SohravardiArcanjo Empurpurado — Epístola sobre o estado de infância (Henry Corbin: Tradução do persa)

Essa “Epístola” nos oferece um segundo exemplo de “diálogo interior” com um xeique anônimo, mas cujo diálogo anterior (Tratado XI) já sugeriu quem devemos reconhecer nele. Desde o início, essa epístola exige dois esclarecimentos sobre: 1) a pessoa do xeique que é o interlocutor; 2) o “estado da infância” que é o próprio tema da epístola.

1) Mosannifak, o comentarista da “Epístola das Altas Torres“, oportunamente nos lembrou que o Anjo Gabriel, Anjo da humanidade, tanto o Espírito Santo quanto a Inteligência Ativa, é o próprio shaykh e guia (morshid) dos Ishraqiyun, É por essa razão que, em suas histórias de iniciação, nas quais ocorre o “encontro com o anjo”, Shaykh al-Ishraq se refere ao anjo como um shaykh, ou em persa como um pîr, um homem sábio, um mestre espiritual. Essa característica da espiritualidade dos Ishraqiyun nos permitiu, no relato anterior, identificar na pessoa do “shaykh” um substituto para o Anjo. Anônimo, porque ele é o shaykh al-ghayb, ostâd-e ghaybî, o mestre pessoal secreto, cujo nome somente o místico conhece.
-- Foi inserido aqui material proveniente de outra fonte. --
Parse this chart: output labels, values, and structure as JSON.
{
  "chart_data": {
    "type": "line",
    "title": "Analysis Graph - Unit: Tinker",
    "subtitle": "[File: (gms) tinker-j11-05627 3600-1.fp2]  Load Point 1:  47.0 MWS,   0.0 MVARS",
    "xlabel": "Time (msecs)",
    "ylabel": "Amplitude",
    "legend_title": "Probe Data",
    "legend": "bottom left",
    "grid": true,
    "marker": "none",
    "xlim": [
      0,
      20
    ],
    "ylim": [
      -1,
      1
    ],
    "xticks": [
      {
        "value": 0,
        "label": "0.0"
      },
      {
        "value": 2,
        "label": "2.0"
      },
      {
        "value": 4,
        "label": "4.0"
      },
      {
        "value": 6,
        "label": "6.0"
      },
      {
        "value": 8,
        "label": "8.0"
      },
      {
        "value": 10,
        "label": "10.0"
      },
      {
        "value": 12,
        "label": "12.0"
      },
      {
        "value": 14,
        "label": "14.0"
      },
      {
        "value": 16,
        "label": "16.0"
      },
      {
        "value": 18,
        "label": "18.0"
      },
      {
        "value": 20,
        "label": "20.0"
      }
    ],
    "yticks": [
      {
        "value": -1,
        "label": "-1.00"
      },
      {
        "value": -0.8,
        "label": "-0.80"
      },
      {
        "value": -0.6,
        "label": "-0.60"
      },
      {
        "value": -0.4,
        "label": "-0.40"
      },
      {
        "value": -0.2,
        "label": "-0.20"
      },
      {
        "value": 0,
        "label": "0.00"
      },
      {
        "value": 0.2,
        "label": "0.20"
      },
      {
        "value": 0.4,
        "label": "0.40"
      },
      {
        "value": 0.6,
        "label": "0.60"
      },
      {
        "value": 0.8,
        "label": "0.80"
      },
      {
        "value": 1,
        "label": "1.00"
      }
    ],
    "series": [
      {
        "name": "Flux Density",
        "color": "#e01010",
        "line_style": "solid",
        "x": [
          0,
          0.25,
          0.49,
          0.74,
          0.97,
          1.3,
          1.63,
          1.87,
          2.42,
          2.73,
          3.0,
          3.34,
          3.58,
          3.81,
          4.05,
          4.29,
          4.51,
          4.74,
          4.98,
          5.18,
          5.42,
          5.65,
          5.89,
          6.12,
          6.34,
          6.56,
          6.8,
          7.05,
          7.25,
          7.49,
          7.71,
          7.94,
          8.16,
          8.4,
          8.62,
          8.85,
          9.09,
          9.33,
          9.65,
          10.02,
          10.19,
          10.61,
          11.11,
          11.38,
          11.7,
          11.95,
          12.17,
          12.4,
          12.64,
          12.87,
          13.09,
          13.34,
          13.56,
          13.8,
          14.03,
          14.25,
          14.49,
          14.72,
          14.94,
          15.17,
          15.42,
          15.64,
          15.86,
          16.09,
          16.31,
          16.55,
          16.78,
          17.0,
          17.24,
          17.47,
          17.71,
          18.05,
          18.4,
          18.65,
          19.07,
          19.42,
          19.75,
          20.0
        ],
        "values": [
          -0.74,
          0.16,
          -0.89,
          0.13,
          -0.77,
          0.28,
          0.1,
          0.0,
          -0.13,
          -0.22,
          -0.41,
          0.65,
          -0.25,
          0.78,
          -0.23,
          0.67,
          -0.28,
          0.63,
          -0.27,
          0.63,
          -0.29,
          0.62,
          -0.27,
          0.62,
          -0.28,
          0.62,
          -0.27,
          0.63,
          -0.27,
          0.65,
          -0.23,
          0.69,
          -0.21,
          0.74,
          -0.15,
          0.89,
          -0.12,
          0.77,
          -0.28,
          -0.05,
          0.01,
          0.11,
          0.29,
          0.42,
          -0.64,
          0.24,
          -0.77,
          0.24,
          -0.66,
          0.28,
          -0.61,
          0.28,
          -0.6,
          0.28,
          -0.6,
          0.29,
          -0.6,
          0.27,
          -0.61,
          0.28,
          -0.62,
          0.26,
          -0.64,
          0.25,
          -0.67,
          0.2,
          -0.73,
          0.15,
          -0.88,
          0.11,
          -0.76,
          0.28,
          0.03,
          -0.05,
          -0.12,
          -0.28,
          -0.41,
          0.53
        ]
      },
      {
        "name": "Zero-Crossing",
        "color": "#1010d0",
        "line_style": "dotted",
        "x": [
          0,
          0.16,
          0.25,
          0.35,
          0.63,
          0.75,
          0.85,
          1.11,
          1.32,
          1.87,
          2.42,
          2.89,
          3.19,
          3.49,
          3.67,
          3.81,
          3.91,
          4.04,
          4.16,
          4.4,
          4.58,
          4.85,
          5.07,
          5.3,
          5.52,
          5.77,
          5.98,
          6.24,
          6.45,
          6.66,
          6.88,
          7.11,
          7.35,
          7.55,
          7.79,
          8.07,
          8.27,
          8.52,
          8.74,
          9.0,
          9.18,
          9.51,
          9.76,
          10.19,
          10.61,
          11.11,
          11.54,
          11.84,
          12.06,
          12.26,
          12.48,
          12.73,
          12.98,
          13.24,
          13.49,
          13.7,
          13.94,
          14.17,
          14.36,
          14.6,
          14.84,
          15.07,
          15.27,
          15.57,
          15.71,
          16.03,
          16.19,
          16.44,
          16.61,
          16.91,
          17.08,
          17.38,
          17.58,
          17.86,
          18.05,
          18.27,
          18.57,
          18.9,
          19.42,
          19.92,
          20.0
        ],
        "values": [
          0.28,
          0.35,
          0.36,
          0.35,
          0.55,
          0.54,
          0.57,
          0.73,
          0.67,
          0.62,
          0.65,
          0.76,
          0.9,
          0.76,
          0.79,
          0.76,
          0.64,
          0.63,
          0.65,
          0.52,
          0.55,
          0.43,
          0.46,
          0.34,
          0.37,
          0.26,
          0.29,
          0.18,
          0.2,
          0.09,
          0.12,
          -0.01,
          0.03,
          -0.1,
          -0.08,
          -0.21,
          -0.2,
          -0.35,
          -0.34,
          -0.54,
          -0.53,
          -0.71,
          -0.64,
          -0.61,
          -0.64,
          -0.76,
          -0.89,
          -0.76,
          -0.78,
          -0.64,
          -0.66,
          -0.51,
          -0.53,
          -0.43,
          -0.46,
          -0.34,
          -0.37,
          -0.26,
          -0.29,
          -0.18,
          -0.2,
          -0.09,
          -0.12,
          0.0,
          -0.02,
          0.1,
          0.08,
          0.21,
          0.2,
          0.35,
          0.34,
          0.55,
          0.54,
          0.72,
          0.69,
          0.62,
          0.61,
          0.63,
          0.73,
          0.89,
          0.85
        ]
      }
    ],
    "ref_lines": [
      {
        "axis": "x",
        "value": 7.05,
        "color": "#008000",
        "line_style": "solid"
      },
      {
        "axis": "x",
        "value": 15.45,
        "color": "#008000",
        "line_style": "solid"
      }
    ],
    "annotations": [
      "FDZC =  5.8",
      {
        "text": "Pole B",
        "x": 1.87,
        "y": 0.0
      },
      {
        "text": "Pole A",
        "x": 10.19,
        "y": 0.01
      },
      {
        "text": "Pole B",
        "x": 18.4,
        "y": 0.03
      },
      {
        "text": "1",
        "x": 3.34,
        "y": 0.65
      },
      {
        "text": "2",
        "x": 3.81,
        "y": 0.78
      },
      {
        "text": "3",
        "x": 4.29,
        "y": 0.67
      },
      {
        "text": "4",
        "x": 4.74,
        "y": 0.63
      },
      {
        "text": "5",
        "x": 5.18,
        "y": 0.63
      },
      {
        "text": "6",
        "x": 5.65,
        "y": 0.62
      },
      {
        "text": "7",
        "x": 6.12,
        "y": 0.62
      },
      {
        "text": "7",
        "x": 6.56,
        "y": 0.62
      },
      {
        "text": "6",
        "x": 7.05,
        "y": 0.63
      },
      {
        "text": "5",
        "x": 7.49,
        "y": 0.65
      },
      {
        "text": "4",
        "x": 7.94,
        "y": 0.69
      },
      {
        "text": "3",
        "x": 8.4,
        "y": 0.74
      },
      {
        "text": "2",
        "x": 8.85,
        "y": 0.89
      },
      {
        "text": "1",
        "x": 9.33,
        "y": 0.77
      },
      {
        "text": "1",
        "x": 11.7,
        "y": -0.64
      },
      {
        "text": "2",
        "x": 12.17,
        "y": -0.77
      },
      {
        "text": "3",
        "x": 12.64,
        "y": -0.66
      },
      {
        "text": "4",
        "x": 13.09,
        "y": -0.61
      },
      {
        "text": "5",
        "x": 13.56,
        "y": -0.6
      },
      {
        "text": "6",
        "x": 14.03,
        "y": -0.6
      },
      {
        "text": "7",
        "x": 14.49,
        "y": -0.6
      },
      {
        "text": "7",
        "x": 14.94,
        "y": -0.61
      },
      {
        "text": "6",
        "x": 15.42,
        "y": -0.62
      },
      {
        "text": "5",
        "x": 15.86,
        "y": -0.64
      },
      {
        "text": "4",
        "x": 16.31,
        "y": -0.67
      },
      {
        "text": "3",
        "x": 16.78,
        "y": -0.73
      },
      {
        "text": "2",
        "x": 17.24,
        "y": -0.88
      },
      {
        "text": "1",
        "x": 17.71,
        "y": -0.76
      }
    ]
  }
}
Mais uma vez, o shaykh dessa epístola aparece para nós como esse guia pessoal interno, mas há uma complicação, algo como uma duplicação de sua pessoa. O autor nos conta como, tendo cometido a imprudência de quebrar a “disciplina do arcano” ao falar imprudentemente com um leigo que se impôs como companheiro de viagem, ele perdeu o rastro de seu shaykh. Era impossível encontrá-lo. Ele ficou profundamente angustiado e o procurou por toda parte. Então, um dia, entrou em um khangah. Lá, encontrou um sábio (pîr) com quem compartilhou seu infortúnio. O pîr o admoestou, mas o fez encontrar seu shaykh. Qual é a relação entre os dois shaykhs, cuja intervenção certamente reflete uma intenção profunda por parte do autor?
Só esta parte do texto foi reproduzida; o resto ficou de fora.